Redemption and the New Year

Originally published at The Benfell Blog. You can comment here or there.

Yesterday,1 I mentioned an understanding of moral essence, in which

people are born with, or develop in early life, essential moral properties that stay with them for life. Such properties are called “virtues” if they are moral properties, and “vices” if they are immoral properties. The collection of virtues and vices attributed to a person is called that person’s “character.”2

George Lakoff goes on to explain what he calls the metaphor of Moral Essence:

  • If you know how a person has acted, you know what his character is.

  • If you know what a person’s character is, you know how he will act.

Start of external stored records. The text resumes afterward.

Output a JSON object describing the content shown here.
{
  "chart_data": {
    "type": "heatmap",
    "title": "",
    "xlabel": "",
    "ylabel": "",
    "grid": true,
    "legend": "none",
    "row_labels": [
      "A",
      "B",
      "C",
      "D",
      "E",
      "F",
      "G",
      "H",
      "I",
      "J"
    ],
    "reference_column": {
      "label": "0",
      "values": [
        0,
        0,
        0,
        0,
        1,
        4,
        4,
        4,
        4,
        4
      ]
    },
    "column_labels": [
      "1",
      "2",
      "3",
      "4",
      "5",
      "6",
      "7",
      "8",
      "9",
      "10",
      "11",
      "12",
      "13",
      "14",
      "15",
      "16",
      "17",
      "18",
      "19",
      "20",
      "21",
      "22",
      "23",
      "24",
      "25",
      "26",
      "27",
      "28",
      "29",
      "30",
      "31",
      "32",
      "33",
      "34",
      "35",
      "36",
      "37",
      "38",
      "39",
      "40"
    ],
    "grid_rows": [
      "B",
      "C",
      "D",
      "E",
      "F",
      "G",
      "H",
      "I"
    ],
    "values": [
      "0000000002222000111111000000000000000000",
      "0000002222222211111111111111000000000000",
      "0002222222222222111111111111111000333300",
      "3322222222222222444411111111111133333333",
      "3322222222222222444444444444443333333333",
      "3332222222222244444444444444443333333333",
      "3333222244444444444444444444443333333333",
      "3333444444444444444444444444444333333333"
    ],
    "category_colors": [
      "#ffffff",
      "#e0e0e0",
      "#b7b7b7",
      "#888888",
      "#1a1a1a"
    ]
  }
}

  • A person’s basic character is formed by adulthood (or perhaps somewhat earlier).3

Critically, a person’s character is seen as unchanging. Lakoff writes that this “metaphor of Moral Essence is a significant part of our moral repertoire . . . and it is used by liberals and conservatives alike.”4 This justifies an increasingly harsh system of criminal injustice and a writing off of “people who for one reason or other — inability to find a job, old age, disability, racism, sexism, drug addiction — have been unable to cobble together the means to support themselves.”5 Indeed, Arthur Delaney and Ryan Grim write that prior to the institution of Social Security, poor people and convicts were often mixed together and treated alike.6

So there is an irony in that on New Year’s Eve, I find myself reading a book a friend lent me—one I should probably add to my library. It’s an old book, dating from the 1950s, Cosmos and History by Mircea Eliade.7 Because chapter two is about what the New Year fairly universally meant to what Eliade calls “archaic” societies.

This apparently is a time of re-creation, the transformation of chaos into order, a time before which people celebrated and were in fact allowed to get a little out of hand because the new year was a new start—a redemption, sometimes accomplished through the driving out of a scapegoat, sometimes recognized with a return of the dead who were then driven out.8

This is a time to remember, but also a time to forgive.

Instead, we have become a very unforgiving society—at least for anyone who is not among the powerful—as our increasingly punitive attitudes towards the poor and those we label as criminal indicate. We might want to think again about that: poverty is on the increase9 and the gap between rich and poor is widening.10 In combination with our treatment of so-called “illegal” immigrants and with our treatment of Muslims, it is in fact not inappropriate to remember Martin Niemoeller’s famous words:

In Germany they came first for the Communists, and I didn’t speak up because I wasn’t a Communist. Then they came for the Jews, and I didn’t speak up because I wasn’t a Jew. Then they came for the trade unionists, and I didn’t speak up because I wasn’t a trade unionist. Then they came for the Catholics and I didn’t speak up because I was a Protestant. Then they came for me, and by that time no one was left to speak up.11

“They” are in fact coming for more and more of us, as more and more of us are driven to desperation. It is time to start again.